Semua itu tidak lain karena
pemimpin gerakan atau gelombang ini menampilkan dirinya sebagai pemimpin
populis, betapa pun sikap, retorika, hingga gerak-geriknya menerbitkan aroma
kediktatoran. Populis di sini mengambil arti gerakan dan pemimpinnya mampu
mengakomodasi hasrat-hasrat hingga insting romantis yang dijelaskan di atas.
Apabila ia membentuk kebijakan
yang proteksionistik, otoriterian, patriarkis, dan seterusnya, wajar saja.
Para juragan pun akan merasa aman dalam kebijakan semacam ini karena justru
ia merasa lebih bebas untuk mencapai ambisi atau nafsu pribadinya. Maka, saya kira, akan sia-sia melakukan
pendekatan rasional, sebagai fondasi dari pendekatan sistem yang selama ini
dilakukan oleh para pelaku atau penyelenggara negara (pemerintah) belakangan
ini.

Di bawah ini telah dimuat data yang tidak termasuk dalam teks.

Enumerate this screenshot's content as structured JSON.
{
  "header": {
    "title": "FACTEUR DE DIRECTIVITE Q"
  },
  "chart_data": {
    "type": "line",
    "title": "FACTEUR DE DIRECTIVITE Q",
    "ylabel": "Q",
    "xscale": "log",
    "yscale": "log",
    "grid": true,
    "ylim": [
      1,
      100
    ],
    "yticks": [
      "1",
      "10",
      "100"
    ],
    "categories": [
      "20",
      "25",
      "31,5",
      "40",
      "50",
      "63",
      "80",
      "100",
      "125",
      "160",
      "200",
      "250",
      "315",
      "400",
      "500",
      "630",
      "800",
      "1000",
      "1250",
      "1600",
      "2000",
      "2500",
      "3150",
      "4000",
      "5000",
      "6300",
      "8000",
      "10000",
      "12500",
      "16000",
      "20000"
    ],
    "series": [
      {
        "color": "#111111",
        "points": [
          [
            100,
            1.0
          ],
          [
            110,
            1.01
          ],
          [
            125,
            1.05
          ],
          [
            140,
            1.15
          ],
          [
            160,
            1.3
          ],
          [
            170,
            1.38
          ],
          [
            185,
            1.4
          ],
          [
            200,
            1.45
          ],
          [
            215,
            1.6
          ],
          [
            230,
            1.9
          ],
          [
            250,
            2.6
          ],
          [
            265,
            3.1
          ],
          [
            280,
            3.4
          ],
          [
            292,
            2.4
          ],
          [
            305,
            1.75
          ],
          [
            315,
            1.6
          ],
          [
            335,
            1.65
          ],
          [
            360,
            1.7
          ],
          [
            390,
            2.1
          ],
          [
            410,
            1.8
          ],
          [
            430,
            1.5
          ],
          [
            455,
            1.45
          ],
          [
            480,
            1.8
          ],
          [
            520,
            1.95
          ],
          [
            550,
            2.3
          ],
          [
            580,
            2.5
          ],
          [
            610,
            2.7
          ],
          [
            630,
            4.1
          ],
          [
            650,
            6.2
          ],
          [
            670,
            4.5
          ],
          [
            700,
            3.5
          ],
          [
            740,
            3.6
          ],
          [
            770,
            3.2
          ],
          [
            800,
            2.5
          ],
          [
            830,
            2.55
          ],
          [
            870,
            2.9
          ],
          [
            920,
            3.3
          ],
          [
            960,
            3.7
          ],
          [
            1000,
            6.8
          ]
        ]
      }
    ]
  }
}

Ketika pemerintah yang ternyata setali-tiga-talen dengan para populis di
atas, di mana keduanya terjebak dalam paham atau ”ideologi” kuno—katakanlah
peran pemerintah sebagai pemegang kebenaran dan pemberi solusi
terbaik—jangankan pemulihan situasi akan gagal didapatkan, bahkan komunikasi
yang berlangsung positif pun akan sulit terjadi.
Saya berpendapat, pemerintah
sekarang merasakan dan mengalami situasi tersebut. Situasi yang akhirnya akan
memaksa pemerintah menggunakan beberapa senjata atau kartu truf yang
dimilikinya secara istimewa karena menjadi pemenang pemilu. Selain kekuatan
keamanan dan pertahanan yang ada di tangannya yang bisa digunakan untuk
deterrence effect, kekuatan jaringan hingga keleluasaan fasilitas dan
anggaran harus digunakan untuk melakukan semacam restriksi hingga tekanan
untuk menangkal atau meminimalkan dampak dari gerak populis di atas.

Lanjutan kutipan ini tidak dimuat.